Transparência nos benefícios fiscais?

É com base na transparência que os comportamentos são corretamente adotados e o regime plenamente aproveitado.

Fala-se muito no princípio da transparência como norteador do sistema fiscal e de toda a estrutura de estabilidade do mesmo, como garante da gestão das legítimas expectativas dos contribuintes e administrados. É com base na transparência que os comportamentos são corretamente adotados e o regime plenamente aproveitado.

Mesmo considerando que os tempos pandémicos são avassaladores em termos de decisões políticas, entendemos ser de assinalar dois exemplos no campo dos benefícios fiscais, em que a transparência tarda em ser cumprida – e por razões muito diversas.

O primeiro tem a ver com o Programa Regressar – aprovado para vigorar para regressos de emigrantes entre 2019 e 2020, foi publicitado pelo Conselho de Ministros (RCM n.º 124/2020, de 31 de dezembro) o prolongamento até ao final de 2023, incluindo o reforço dos instrumentos de política pública nele integrados – como incentivos financeiros e reduções fiscais de 50% no IRS. No seu preâmbulo da referida RCM, menciona-se até que “o Programa Regressar teve interesse e procura significativos, inclusivamente no contexto atual de crise pandémica e de acentuada incerteza económica (…)”. do mesmo na fase de retoma e recuperação da economia e do emprego em Portugal e, ainda, a prorrogação até 2023 do benefício fiscal associado. Tudo até aqui são boas notícias – mas até hoje, quase seis meses volvidos, não há qualquer iniciativa aprovada que contemple a prorrogação dos referidos benefícios fiscais em sede de IRS, da competência da Assembleia da República. E isso provoca incerteza nos operadores, neste caso emigrantes, estão a contar com este anúncio de redução para poder reorganizar sua vida.

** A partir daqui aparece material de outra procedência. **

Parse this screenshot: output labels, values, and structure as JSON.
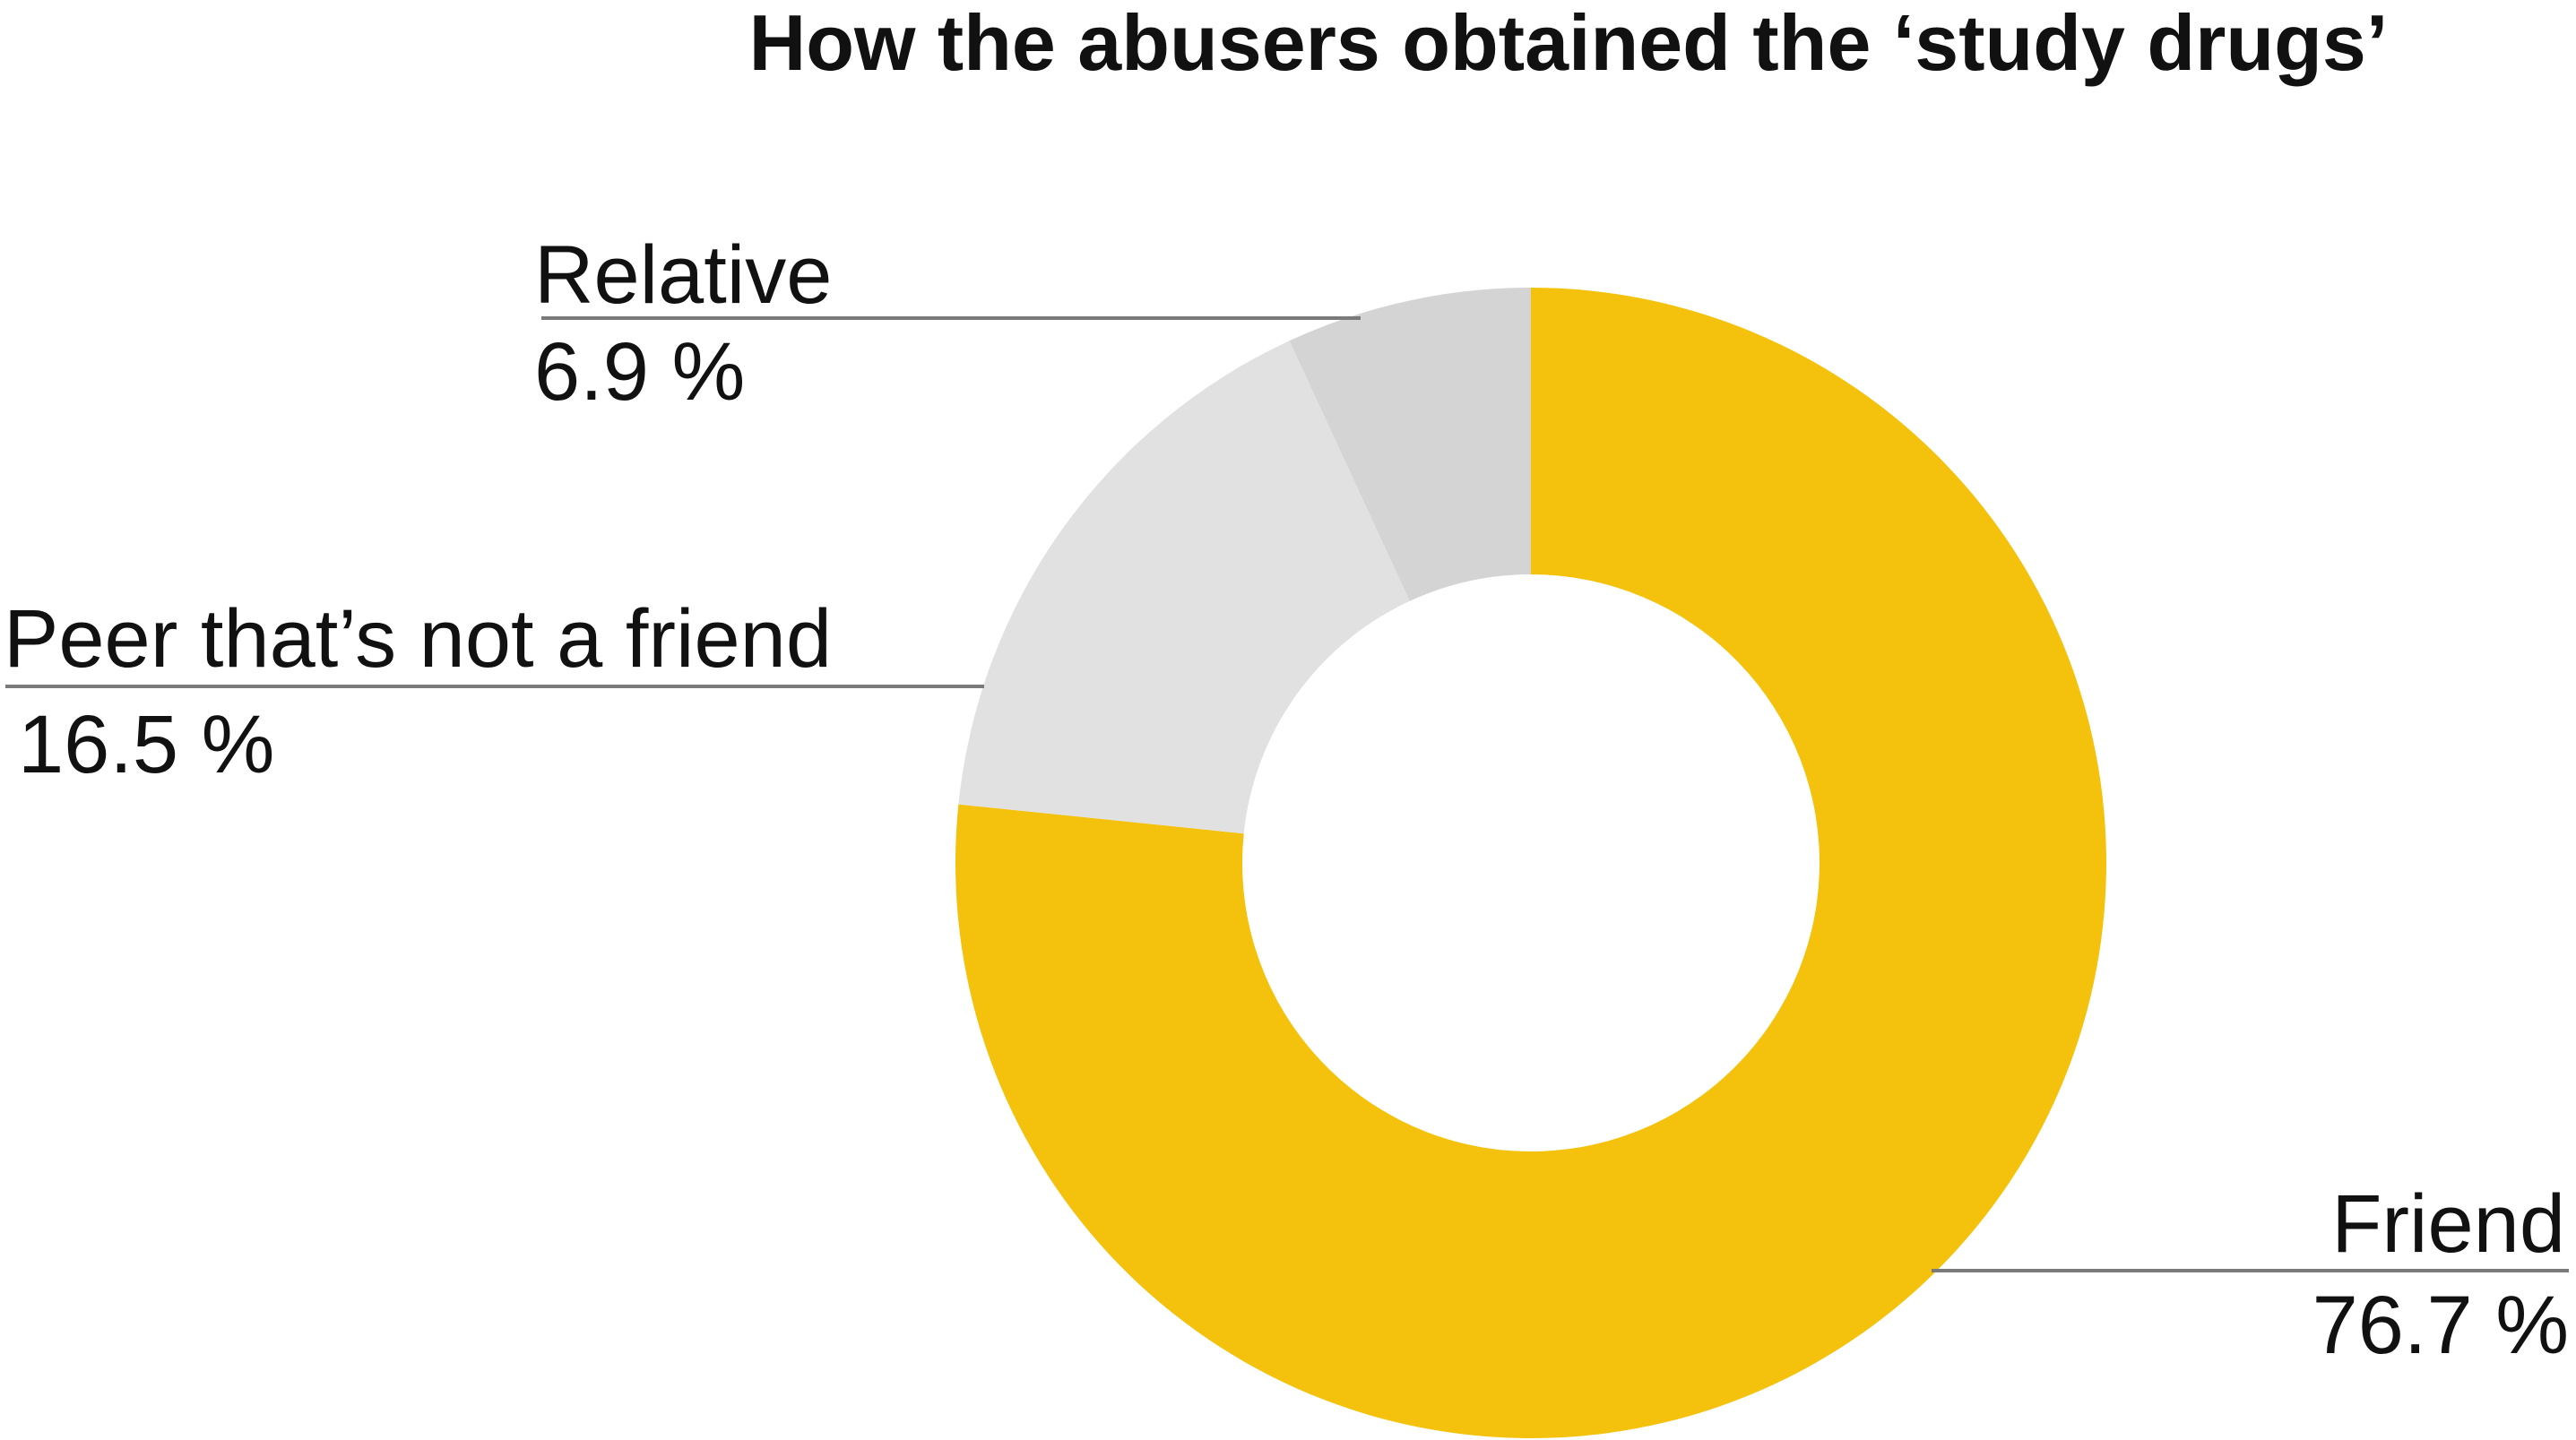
{
  "chart_data": {
    "type": "pie",
    "title": "How the abusers obtained the ‘study drugs’",
    "categories": [
      "Friend",
      "Peer that’s not a friend",
      "Relative"
    ],
    "values": [
      76.7,
      16.5,
      6.9
    ],
    "value_labels": [
      "76.7 %",
      "16.5 %",
      "6.9 %"
    ],
    "colors": [
      "#F4C20D",
      "#E1E1E1",
      "#D4D4D4"
    ],
    "donut": true,
    "start": "12 o'clock",
    "direction": "clockwise",
    "legend": "none",
    "label_placement": "outside with leader lines"
  }
}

O segundo exemplo tem a ver com a recente alteração ao Estatuto dos Benefícios Fiscais, empreendida pela Lei n.º 21/2021, de 20 de abril, em que se prorrogam uma série de benefícios fiscais que originariamente estariam sujeitos a uma cláusula de caducidade de 5 anos desde 2008 – entre eles incluem-se, entre outros os benefícios fiscais à propriedade intelectual e o regime dos fundos de investimento. Como é de ver, esta cláusula foi sendo prorrogada ao longo do tempo para uma série de benefícios que foram permanecendo no nosso ordenamento, sem que houvesse perspetiva de revogação, nem sedimentação no ordenamento. Ora, mesmo que possamos pensar que a prorrogação é uma benesse para o contribuinte, isso é meramente falacioso – o contribuinte quer ter a certeza de vigência do ordenamento e não ficar dependente do beneplácito legislativo periódico de benefícios que, como o nome indica, são excecionais e temporários. Neste campo devia ser tomada uma medida de força no sentido de reformar a estrutura dos benefícios fiscais dominado pela transparência e certeza consequente.

Visto tudo, a prática reiterada torna estes casos cada vez menos isolados no campo da transparência (ou falta dela). Veja-se, aliás, que governo anunciou que irá aprovar em breve um regime excecional de execução orçamental para simplificação de procedimentos dos projetos aprovados no Plano de recuperação e Resiliência – faz todo o sentido que assim seja, mas fica uma grande questão por responder: havendo uma imposição legal a cumprir neste campo, porque razão não temos Decreto-Lei de Execução Orçamental desde a entrada em vigor do Orçamento para 2020? A mesma incerteza aplica-se ao orçamento de 2021. Será um novo paradigma de transparência?